A few days later, Bidiane happened to be caught in a predicament, when none of her new friends were near, and she was forced to avail herself of Agapit's assistance.

She had been on her wheel nearly to Weymouth to make a call on one of her numerous and newly acquired girl friends. Merrily she was gliding homeward, and being on a short stretch of road bounded by hay-fields that contained no houses, and fancying that no one was near her, she lifted up her voice in a saucy refrain, "L'homme qui m'aura, il n'aura pas tout ce qu'il voudra" (The man that gets me, will not get all he wants).

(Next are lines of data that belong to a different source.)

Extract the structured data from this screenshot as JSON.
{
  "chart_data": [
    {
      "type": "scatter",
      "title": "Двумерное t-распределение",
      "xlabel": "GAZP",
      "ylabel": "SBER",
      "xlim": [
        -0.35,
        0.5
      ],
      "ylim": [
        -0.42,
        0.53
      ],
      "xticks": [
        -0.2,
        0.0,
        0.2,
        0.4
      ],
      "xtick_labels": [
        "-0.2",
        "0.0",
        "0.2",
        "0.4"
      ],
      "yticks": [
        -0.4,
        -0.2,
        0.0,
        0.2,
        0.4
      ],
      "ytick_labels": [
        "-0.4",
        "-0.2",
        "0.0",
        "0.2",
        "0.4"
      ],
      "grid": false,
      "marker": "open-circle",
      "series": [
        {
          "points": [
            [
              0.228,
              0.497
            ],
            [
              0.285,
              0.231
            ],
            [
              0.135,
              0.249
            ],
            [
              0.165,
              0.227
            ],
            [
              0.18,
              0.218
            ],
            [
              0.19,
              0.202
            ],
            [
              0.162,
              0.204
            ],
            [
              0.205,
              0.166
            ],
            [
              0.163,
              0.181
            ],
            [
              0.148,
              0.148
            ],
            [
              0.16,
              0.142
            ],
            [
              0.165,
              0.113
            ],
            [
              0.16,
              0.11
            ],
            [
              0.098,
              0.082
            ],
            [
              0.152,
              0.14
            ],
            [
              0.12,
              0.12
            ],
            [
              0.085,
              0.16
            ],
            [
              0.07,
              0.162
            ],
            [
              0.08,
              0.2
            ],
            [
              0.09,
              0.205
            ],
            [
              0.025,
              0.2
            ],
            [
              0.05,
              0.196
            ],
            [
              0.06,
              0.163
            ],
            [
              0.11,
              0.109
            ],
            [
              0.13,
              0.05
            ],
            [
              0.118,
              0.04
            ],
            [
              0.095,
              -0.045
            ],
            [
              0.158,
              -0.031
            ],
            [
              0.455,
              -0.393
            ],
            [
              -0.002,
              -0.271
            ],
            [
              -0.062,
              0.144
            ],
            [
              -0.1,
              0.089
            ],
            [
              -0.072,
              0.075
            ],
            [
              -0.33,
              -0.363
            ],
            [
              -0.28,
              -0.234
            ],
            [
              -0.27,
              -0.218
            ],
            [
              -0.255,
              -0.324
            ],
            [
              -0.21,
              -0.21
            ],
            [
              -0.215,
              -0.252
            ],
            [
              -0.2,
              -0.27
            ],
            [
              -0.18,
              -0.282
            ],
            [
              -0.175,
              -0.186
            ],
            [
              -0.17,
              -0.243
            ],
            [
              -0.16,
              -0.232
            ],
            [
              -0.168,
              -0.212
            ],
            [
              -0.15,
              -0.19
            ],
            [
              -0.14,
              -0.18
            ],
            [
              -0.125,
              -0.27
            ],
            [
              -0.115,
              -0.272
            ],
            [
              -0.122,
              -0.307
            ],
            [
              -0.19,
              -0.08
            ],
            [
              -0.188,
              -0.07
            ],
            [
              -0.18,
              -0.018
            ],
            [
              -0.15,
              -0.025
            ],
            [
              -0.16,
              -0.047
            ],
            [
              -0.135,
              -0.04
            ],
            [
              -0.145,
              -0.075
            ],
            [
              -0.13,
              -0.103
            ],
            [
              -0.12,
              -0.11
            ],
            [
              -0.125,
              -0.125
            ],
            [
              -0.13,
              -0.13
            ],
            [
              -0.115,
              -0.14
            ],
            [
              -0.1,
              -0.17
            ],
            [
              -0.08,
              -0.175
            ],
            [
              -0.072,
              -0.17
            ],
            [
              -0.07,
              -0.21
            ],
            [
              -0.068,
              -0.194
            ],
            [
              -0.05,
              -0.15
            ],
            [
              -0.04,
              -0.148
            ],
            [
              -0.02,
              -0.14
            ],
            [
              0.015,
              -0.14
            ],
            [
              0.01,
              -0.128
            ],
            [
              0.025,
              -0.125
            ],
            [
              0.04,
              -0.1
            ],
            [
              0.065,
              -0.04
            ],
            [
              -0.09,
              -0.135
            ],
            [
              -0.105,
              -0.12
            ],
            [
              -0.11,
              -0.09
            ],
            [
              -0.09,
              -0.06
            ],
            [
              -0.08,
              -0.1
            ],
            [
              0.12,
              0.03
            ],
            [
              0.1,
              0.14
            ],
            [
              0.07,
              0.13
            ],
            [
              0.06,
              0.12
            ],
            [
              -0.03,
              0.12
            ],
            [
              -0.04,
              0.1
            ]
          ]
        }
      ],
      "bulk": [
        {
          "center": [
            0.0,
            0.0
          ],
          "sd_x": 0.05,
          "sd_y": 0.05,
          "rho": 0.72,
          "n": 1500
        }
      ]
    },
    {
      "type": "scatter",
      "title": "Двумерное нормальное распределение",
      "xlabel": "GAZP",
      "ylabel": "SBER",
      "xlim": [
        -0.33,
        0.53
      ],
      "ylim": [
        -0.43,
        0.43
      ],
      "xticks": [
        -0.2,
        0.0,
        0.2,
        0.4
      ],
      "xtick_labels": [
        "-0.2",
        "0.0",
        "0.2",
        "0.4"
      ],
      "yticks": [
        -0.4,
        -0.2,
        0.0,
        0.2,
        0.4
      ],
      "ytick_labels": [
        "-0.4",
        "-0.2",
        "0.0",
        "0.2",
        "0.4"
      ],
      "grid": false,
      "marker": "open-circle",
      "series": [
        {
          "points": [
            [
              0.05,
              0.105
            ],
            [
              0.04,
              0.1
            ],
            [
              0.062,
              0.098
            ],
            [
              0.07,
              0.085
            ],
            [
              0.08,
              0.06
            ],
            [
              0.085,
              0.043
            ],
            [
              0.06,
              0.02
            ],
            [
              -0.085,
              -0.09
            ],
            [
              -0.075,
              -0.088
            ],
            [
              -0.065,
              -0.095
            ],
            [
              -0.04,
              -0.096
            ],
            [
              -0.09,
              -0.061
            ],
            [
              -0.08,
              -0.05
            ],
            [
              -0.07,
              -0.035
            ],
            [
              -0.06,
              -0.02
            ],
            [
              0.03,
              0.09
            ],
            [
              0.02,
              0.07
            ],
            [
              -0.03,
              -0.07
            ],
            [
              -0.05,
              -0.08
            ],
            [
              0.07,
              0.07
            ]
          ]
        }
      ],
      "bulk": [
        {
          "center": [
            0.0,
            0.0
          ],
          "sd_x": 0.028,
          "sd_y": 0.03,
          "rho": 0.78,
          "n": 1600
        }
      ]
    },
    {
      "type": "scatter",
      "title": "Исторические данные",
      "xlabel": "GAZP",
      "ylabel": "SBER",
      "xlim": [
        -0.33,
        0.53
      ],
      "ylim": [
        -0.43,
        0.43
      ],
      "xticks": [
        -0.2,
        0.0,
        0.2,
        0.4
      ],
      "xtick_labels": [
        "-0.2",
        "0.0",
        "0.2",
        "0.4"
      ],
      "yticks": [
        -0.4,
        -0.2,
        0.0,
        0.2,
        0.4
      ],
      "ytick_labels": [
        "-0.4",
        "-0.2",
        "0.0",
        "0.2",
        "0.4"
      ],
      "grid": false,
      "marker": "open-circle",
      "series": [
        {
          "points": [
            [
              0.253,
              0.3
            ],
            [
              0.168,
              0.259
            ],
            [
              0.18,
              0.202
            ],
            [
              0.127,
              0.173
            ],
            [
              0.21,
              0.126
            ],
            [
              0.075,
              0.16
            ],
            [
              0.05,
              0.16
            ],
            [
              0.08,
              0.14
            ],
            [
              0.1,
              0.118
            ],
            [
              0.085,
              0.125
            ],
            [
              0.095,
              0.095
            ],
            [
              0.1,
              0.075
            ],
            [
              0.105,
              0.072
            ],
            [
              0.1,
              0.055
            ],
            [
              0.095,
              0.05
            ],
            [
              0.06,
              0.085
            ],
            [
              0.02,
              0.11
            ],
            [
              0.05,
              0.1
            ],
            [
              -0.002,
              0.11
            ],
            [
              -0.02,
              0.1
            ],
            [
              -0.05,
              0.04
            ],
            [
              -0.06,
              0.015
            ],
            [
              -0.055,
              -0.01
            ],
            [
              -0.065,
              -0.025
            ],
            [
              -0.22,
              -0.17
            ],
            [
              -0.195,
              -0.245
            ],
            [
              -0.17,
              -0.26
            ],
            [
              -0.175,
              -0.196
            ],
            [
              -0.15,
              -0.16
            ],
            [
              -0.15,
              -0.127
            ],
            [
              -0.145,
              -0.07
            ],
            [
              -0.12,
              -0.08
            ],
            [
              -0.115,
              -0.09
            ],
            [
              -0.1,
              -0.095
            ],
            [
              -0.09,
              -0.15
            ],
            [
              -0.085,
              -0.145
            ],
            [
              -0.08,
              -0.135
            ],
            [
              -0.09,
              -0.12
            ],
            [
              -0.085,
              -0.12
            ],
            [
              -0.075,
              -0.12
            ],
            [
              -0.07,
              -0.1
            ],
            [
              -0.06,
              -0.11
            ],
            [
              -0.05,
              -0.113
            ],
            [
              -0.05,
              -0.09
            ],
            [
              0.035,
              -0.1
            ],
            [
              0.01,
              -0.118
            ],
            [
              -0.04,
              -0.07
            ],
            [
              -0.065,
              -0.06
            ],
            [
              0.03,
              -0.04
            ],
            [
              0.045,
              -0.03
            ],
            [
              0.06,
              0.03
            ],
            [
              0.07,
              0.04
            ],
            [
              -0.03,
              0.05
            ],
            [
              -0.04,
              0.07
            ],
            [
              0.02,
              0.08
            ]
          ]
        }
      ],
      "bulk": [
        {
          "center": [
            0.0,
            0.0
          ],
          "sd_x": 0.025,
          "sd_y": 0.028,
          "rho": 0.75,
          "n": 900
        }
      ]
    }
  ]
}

"La femme qui m'aura, elle n'aura pas tout ce qu'elle voudra" (The woman that gets me, she'll not get all she wants), chanted Agapit, who was coming behind in his buggy.

Suddenly the girl's voice ceased; in the twinkling of an eye there had been a rip, a sudden evacuation of air from one of the rubber tubes on her wheel, and she had sprung to the road.

"Good afternoon," said Agapit, driving up, "you have punctured a tire."

"Yes," she replied, in dismay, "the wretched thing! If I knew which wicked stone it was that did it, I would throw it into the Bay."